Before clarifying himself on his assurance on whatever aspect of the current wave of kidnapping, Buhari must realise that such assurance carries the risk of honour. In genuine democracies, a breach of such public commitment does not go without consequences and does not require a Yakasai to remind. Also, Zamfara State governor Matawalle is expected to keep his words to name, TODAY, those he alleged are sponsoring kidnappings and banditry in the state. It is time we started making our public office holders accountable.
While on the cause(s) of the present crisis, the state and rate of kidnappings are rendering the venture a commercial ritual, especially throughout the North. After every incident, Nigerians are assured no ransom was paid for the release of every victim. Not the least after the kidnapping of students in Zamfara State. It is sad to report that Nigerians no longer believe that purported policy. The Zamfara kidnappings took place while the kidnapped Kagara students in Niger State were still making world headlines on prospects of being set free. Two days after they were released purportedly without paying any ransom, a group of 50 travellers was newly kidnapped in the same Niger State while murderers went on rampage in Zango Kataf in southern Kaduna. Could it then be true that these criminals kidnap, rape, loot and kill just for the fun of it or set them free without collecting a kobo?
The otherwise respected Muslim cleric, Sheikh Gumi, has emerged as a controversial Good Samaritan in this matter, with his plea that bandits and kidnappers terrorising northern parts of the country should not be labelled criminals. That is strange. Who but criminals would kidnap, rape women/girls and kill? If rightly labelling them criminals would guarantee no peace, then let there be no peace and, of course, law enforcement agents must perform their duty. The country cannot be overwhelmed by criminals.
Sheikh Gumi’s call for amnesty for the criminal rampaging the north was prejudicially criticised on the ground that Niger Delta criminals similarly granted amnesty are revolutionaries.

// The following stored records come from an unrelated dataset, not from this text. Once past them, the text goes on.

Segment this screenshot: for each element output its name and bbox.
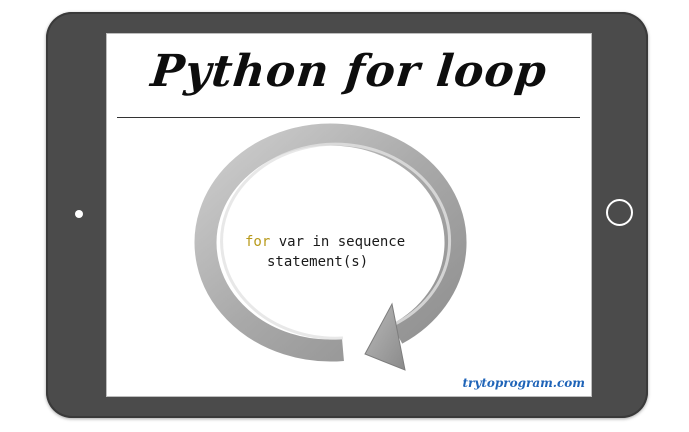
- code-snippet: for var in sequence statement(s): [245, 232, 405, 272]
- watermark-link[interactable]: trytoprogram.com: [463, 376, 585, 390]
- code-line-2: statement(s): [267, 254, 369, 270]
- home-button[interactable]: [606, 199, 633, 226]
- camera-dot-icon: [75, 210, 83, 218]
- page: Python for loop for var in sequence stat…: [0, 0, 689, 432]
- loop-arrow-head: [364, 302, 406, 371]
- tablet-screen: Python for loop for var in sequence stat…: [107, 34, 591, 396]
- code-line-1: for var in sequence: [245, 232, 405, 252]
- code-line-1-rest: var in sequence: [270, 234, 406, 250]
- circular-arrow-icon: [194, 123, 467, 371]
- code-keyword: for: [245, 234, 271, 250]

Who said so? Murderers and economic saboteurs now being dignified as revolutionaries? Even revolutionaries caught in serious societies face the laws, which are not necessarily pleasant. Criminals in any part of Nigeria must face the law or be granted amnesty without any preferential treatment. Nigerians must make up their mind. If IPOB members are summarily executed for mere political agitation or sometimes for violent actions not in any way different from northern kidnappers, rapists, murderers or bandits and Niger Delta criminals, why must some be dignified revolutionaries? At best, all of them are criminal agitators and deserve the same treatment, including amnesty also for IPOB members.
By the way, there is always the compelling need to prevail on President Buhari to tame his feuding cabinet members. A situation where National Security Adviser General Monguno would be raising security alarm on G5 only to be countermanded by Communications Minister Pantami could not be satisfactory. In fact, it exposes the administration to public and international ridicule. The certainty is that one of the disputants must be wrong and the other right. Buhari must scold the wrong party to shut his mouth or get out of the administration.
The northern food traders have ended their blockade of food supplies to the South. There should be no surprise in view of the financial losses they (northern food traders) must have suffered and now still stand to suffer. The damage is irreversible.